I've started using purrr:safely() and purrr:quietly() to tidily do things to nested data frames, like building a regression model or printing a ggplot. I quickly realised that I wanted to be able to see quickly when things were going wrong, and in which cases, so I built a couple of helpers, safely_status() and quietly_status() to scan the output quickly. Here's how they work:

library(tidyverse)
#> Warning: package 'ggplot2' was built under R version 3.5.1
#> Warning: package 'dplyr' was built under R version 3.5.1

# here they are: safeley_status() and quietley_status() ================================

safely_status = function(x, .prefix_err = 'Error:') {
  map(x,
    ~ if (is.null(.$result)) {
      paste(.prefix_err, .$error$message)
    } else { 'OK' }) %>%
  as_vector()
}

quietly_status = function(x, .prefix_err = 'Error:', .prefix_warn = 'Warning:',
  .prefix_msg = 'Message:', .text_ok = 'OK') {
  map(x,
      ~ if (is.null(.$warning) | is_empty(.$warning)) {
        if (is.null(.$message) | is_empty(.$message)) {
          .text_ok
        } else { paste(.prefix_msg, .$message) }
      } else { paste(.prefix_warn, .$warning) }) %>%
  as_vector()
}

# example use =======================================================================

safe_log = safely(log)
quiet_log = quietly(log)

test = 
  # tidy up and trim down for the example
  mtcars %>%
  rownames_to_column(var = "car") %>%
  as_data_frame() %>%
  select(car, cyl, disp, wt) %>%
  # spike some rows in cyl == 4 to make them fail
  mutate(wt = case_when(
    wt < 2 ~ -wt,
    TRUE ~ wt)) %>%
  # nest and do some operations quietly()
  nest(-cyl) %>%
  mutate(
    qlog = map(data, ~ quiet_log(.$wt)),
    qlog_status = quietly_status(qlog),
    # optional: overwrite the "quiet" output with just successful results
    qlog = map(qlog, "result"))

test
#> # A tibble: 3 x 4
#>     cyl data              qlog       qlog_status           
#>   <dbl> <list>            <list>     <chr>                 
#> 1     6 <tibble [7 x 3]>  <dbl [7]>  OK                    
#> 2     4 <tibble [11 x 3]> <dbl [11]> Warning: NaNs produced
#> 3     8 <tibble [14 x 3]> <dbl [14]> OK

Created on 2018-10-26 by the reprex package (v0.2.0).
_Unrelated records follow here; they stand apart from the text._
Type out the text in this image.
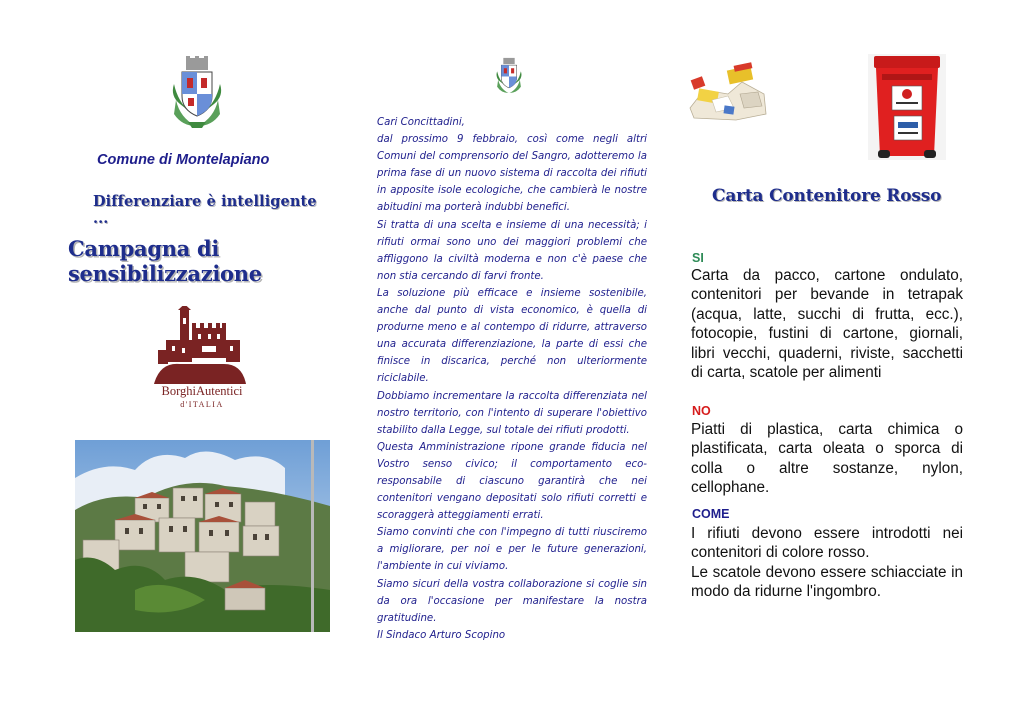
Comune di Montelapiano
Differenziare è intelligente ...
Campagna di sensibilizzazione
BorghiAutentici
d'ITALIA

Cari Concittadini,

dal prossimo 9 febbraio, così come negli altri Comuni del comprensorio del Sangro, adotteremo la prima fase di un nuovo sistema di raccolta dei rifiuti in apposite isole ecologiche, che cambierà le nostre abitudini ma porterà indubbi benefici.

Si tratta di una scelta e insieme di una necessità; i rifiuti ormai sono uno dei maggiori problemi che affliggono la civiltà moderna e non c'è paese che non stia cercando di farvi fronte.

La soluzione più efficace e insieme sostenibile, anche dal punto di vista economico, è quella di produrne meno e al contempo di ridurre, attraverso una accurata differenziazione, la parte di essi che finisce in discarica, perché non ulteriormente riciclabile.

Dobbiamo incrementare la raccolta differenziata nel nostro territorio, con l'intento di superare l'obiettivo stabilito dalla Legge, sul totale dei rifiuti prodotti.

Questa Amministrazione ripone grande fiducia nel Vostro senso civico; il comportamento eco-responsabile di ciascuno garantirà che nei contenitori vengano depositati solo rifiuti corretti e scoraggerà atteggiamenti errati.

Siamo convinti che con l'impegno di tutti riusciremo a migliorare, per noi e per le future generazioni, l'ambiente in cui viviamo.

Siamo sicuri della vostra collaborazione si coglie sin da ora l'occasione per manifestare la nostra gratitudine.

Il Sindaco Arturo Scopino

Carta Contenitore Rosso
SI

Carta da pacco, cartone ondulato, contenitori per bevande in tetrapak (acqua, latte, succhi di frutta, ecc.), fotocopie, fustini di cartone, giornali, libri vecchi, quaderni, riviste, sacchetti di carta, scatole per alimenti

NO

Piatti di plastica, carta chimica o plastificata, carta oleata o sporca di colla o altre sostanze, nylon, cellophane.

COME

I rifiuti devono essere introdotti nei contenitori di colore rosso.

Le scatole devono essere schiacciate in modo da ridurne l'ingombro.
So this is nice, but there are some flaws: for one, you might get more than one of warnings, message, etc. I'm thinking of reworking this to a traffic-light system, where there are grey blocks (currently used for sparklines in tibble) for each returned type (result, warning, message, output) and they're coloured (and, for colour-blind users, otherwise altered—say, full-height vs. quarter height) if they're present in the output.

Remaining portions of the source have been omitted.